CAIN LAMARRE CASGRAIN WELLS

Procureurs de la défenderesse

 

Date d’audience :

19, 20, 21 février, 27 et 28 mars 2014

 



[1]     Voir P-23.

[2]     D-5.

[3]     P-10.

[4]     P-2.

[5]     P-3.

[6]     P-4.

[7]     P-5.

[8]     P-21 et P-22.

[9]     P-13.

[10]    D-14.

[11]    P-12.

[12]    [1997] 1 R.C.S. 846.

[13]    Georges AUDET et al., Le congédiement en droit québécois en matière de contrat individuel de travail, 3e éd., Vol. 1, Cowansville, Éditions Yvon Blais, 1991, p. 3-15 et 3-16.

[14]    Farber c. Cie Trust Royal, préc., note 12.
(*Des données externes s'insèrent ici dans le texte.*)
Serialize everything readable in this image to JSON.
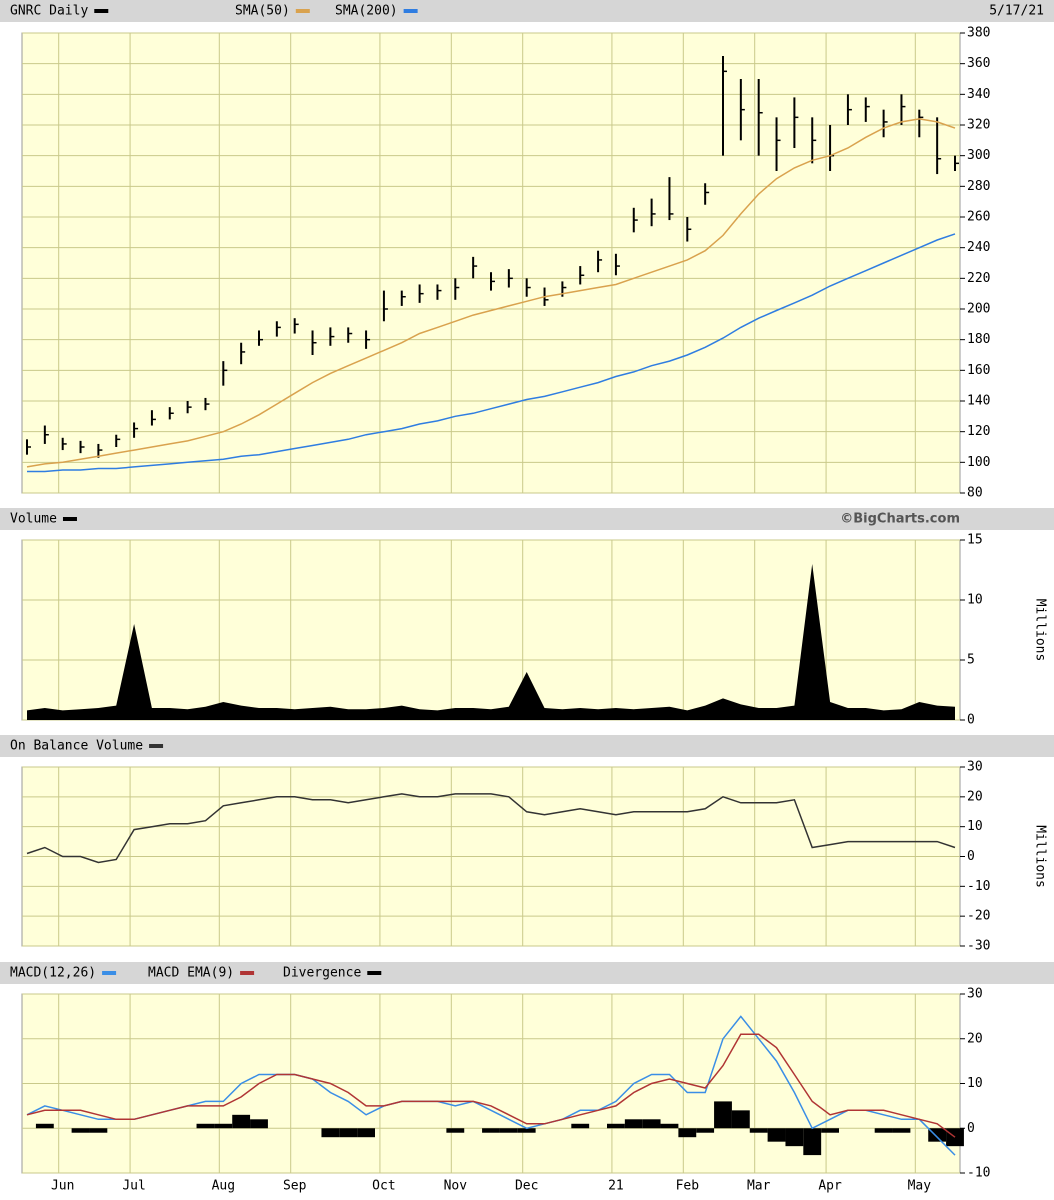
{
  "chart_data": [
    {
      "type": "hlc",
      "date": "5/17/21",
      "ylim": [
        80,
        380
      ],
      "yticks": [
        80,
        100,
        120,
        140,
        160,
        180,
        200,
        220,
        240,
        260,
        280,
        300,
        320,
        340,
        360,
        380
      ],
      "grid": true,
      "series": [
        {
          "name": "GNRC Daily",
          "color": "#000000",
          "values": [
            110,
            118,
            112,
            110,
            108,
            115,
            122,
            128,
            132,
            136,
            138,
            160,
            172,
            180,
            188,
            190,
            178,
            182,
            184,
            180,
            200,
            208,
            210,
            212,
            214,
            228,
            218,
            220,
            214,
            206,
            214,
            222,
            232,
            228,
            258,
            262,
            262,
            252,
            276,
            355,
            330,
            328,
            310,
            325,
            310,
            300,
            330,
            332,
            322,
            332,
            325,
            298,
            295
          ],
          "high": [
            115,
            124,
            116,
            114,
            112,
            118,
            126,
            134,
            136,
            140,
            142,
            166,
            178,
            186,
            192,
            194,
            186,
            188,
            188,
            186,
            212,
            212,
            216,
            216,
            220,
            234,
            224,
            226,
            220,
            214,
            218,
            228,
            238,
            236,
            266,
            272,
            286,
            260,
            282,
            365,
            350,
            350,
            325,
            338,
            325,
            320,
            340,
            338,
            330,
            340,
            330,
            325,
            300
          ],
          "low": [
            105,
            112,
            108,
            106,
            103,
            110,
            116,
            124,
            128,
            132,
            134,
            150,
            164,
            176,
            182,
            184,
            170,
            176,
            178,
            174,
            192,
            202,
            204,
            206,
            206,
            220,
            212,
            214,
            208,
            202,
            208,
            216,
            224,
            222,
            250,
            254,
            258,
            244,
            268,
            300,
            310,
            300,
            290,
            305,
            295,
            290,
            320,
            322,
            312,
            320,
            312,
            288,
            290
          ]
        },
        {
          "name": "SMA(50)",
          "color": "#d9a24e",
          "style": "line",
          "values": [
            97,
            99,
            100,
            102,
            104,
            106,
            108,
            110,
            112,
            114,
            117,
            120,
            125,
            131,
            138,
            145,
            152,
            158,
            163,
            168,
            173,
            178,
            184,
            188,
            192,
            196,
            199,
            202,
            205,
            208,
            210,
            212,
            214,
            216,
            220,
            224,
            228,
            232,
            238,
            248,
            262,
            275,
            285,
            292,
            297,
            300,
            305,
            312,
            318,
            322,
            324,
            322,
            318
          ]
        },
        {
          "name": "SMA(200)",
          "color": "#2f7de1",
          "style": "line",
          "values": [
            94,
            94,
            95,
            95,
            96,
            96,
            97,
            98,
            99,
            100,
            101,
            102,
            104,
            105,
            107,
            109,
            111,
            113,
            115,
            118,
            120,
            122,
            125,
            127,
            130,
            132,
            135,
            138,
            141,
            143,
            146,
            149,
            152,
            156,
            159,
            163,
            166,
            170,
            175,
            181,
            188,
            194,
            199,
            204,
            209,
            215,
            220,
            225,
            230,
            235,
            240,
            245,
            249
          ]
        }
      ]
    },
    {
      "type": "area",
      "ylabel": "Millions",
      "credit": "©BigCharts.com",
      "ylim": [
        0,
        15
      ],
      "yticks": [
        0,
        5,
        10,
        15
      ],
      "grid": true,
      "series": [
        {
          "name": "Volume",
          "color": "#000000",
          "values": [
            0.8,
            1,
            0.8,
            0.9,
            1,
            1.2,
            8,
            1,
            1,
            0.9,
            1.1,
            1.5,
            1.2,
            1,
            1,
            0.9,
            1,
            1.1,
            0.9,
            0.9,
            1,
            1.2,
            0.9,
            0.8,
            1,
            1,
            0.9,
            1.1,
            4,
            1,
            0.9,
            1,
            0.9,
            1,
            0.9,
            1,
            1.1,
            0.8,
            1.2,
            1.8,
            1.3,
            1,
            1,
            1.2,
            13,
            1.5,
            1,
            1,
            0.8,
            0.9,
            1.5,
            1.2,
            1.1
          ]
        }
      ]
    },
    {
      "type": "line",
      "ylabel": "Millions",
      "ylim": [
        -30,
        30
      ],
      "yticks": [
        -30,
        -20,
        -10,
        0,
        10,
        20,
        30
      ],
      "grid": true,
      "series": [
        {
          "name": "On Balance Volume",
          "color": "#333333",
          "values": [
            1,
            3,
            0,
            0,
            -2,
            -1,
            9,
            10,
            11,
            11,
            12,
            17,
            18,
            19,
            20,
            20,
            19,
            19,
            18,
            19,
            20,
            21,
            20,
            20,
            21,
            21,
            21,
            20,
            15,
            14,
            15,
            16,
            15,
            14,
            15,
            15,
            15,
            15,
            16,
            20,
            18,
            18,
            18,
            19,
            3,
            4,
            5,
            5,
            5,
            5,
            5,
            5,
            3
          ]
        }
      ]
    },
    {
      "type": "line",
      "ylim": [
        -10,
        30
      ],
      "yticks": [
        -10,
        0,
        10,
        20,
        30
      ],
      "grid": true,
      "categories": [
        null,
        null,
        "Jun",
        null,
        null,
        null,
        "Jul",
        null,
        null,
        null,
        null,
        "Aug",
        null,
        null,
        null,
        "Sep",
        null,
        null,
        null,
        null,
        "Oct",
        null,
        null,
        null,
        "Nov",
        null,
        null,
        null,
        "Dec",
        null,
        null,
        null,
        null,
        "21",
        null,
        null,
        null,
        "Feb",
        null,
        null,
        null,
        "Mar",
        null,
        null,
        null,
        "Apr",
        null,
        null,
        null,
        null,
        "May",
        null,
        null
      ],
      "series": [
        {
          "name": "MACD(12,26)",
          "color": "#3a8ee6",
          "style": "line",
          "values": [
            3,
            5,
            4,
            3,
            2,
            2,
            2,
            3,
            4,
            5,
            6,
            6,
            10,
            12,
            12,
            12,
            11,
            8,
            6,
            3,
            5,
            6,
            6,
            6,
            5,
            6,
            4,
            2,
            0,
            1,
            2,
            4,
            4,
            6,
            10,
            12,
            12,
            8,
            8,
            20,
            25,
            20,
            15,
            8,
            0,
            2,
            4,
            4,
            3,
            2,
            2,
            -2,
            -6
          ]
        },
        {
          "name": "MACD EMA(9)",
          "color": "#b03535",
          "style": "line",
          "values": [
            3,
            4,
            4,
            4,
            3,
            2,
            2,
            3,
            4,
            5,
            5,
            5,
            7,
            10,
            12,
            12,
            11,
            10,
            8,
            5,
            5,
            6,
            6,
            6,
            6,
            6,
            5,
            3,
            1,
            1,
            2,
            3,
            4,
            5,
            8,
            10,
            11,
            10,
            9,
            14,
            21,
            21,
            18,
            12,
            6,
            3,
            4,
            4,
            4,
            3,
            2,
            1,
            -2
          ]
        },
        {
          "name": "Divergence",
          "color": "#000000",
          "style": "bar",
          "values": [
            0,
            1,
            0,
            -1,
            -1,
            0,
            0,
            0,
            0,
            0,
            1,
            1,
            3,
            2,
            0,
            0,
            0,
            -2,
            -2,
            -2,
            0,
            0,
            0,
            0,
            -1,
            0,
            -1,
            -1,
            -1,
            0,
            0,
            1,
            0,
            1,
            2,
            2,
            1,
            -2,
            -1,
            6,
            4,
            -1,
            -3,
            -4,
            -6,
            -1,
            0,
            0,
            -1,
            -1,
            0,
            -3,
            -4
          ]
        }
      ]
    }
  ]
}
[15]    G. AUDET, préc., note 13, p. 4-4.

[16]    P-2.

[17]    P-3.

[18]    G. AUDET, préc., note 13, p. 7-8.

[19]    [2008] 1 R.C.S. 661.

[20]    G. AUDET, préc., note 13, p. 7-20.4 et 7-20.5.

[21]    Evans c. Teamster Local Union, préc., note 19, p. 663.

[22]    D-19 (Sommaire).

[23]    1998 CanLII 12592 (QCCA).

[24]    Voir Standard Broadcasting Corporation Limited c. Stewart, 1994 CanLII 5837 (QCCA).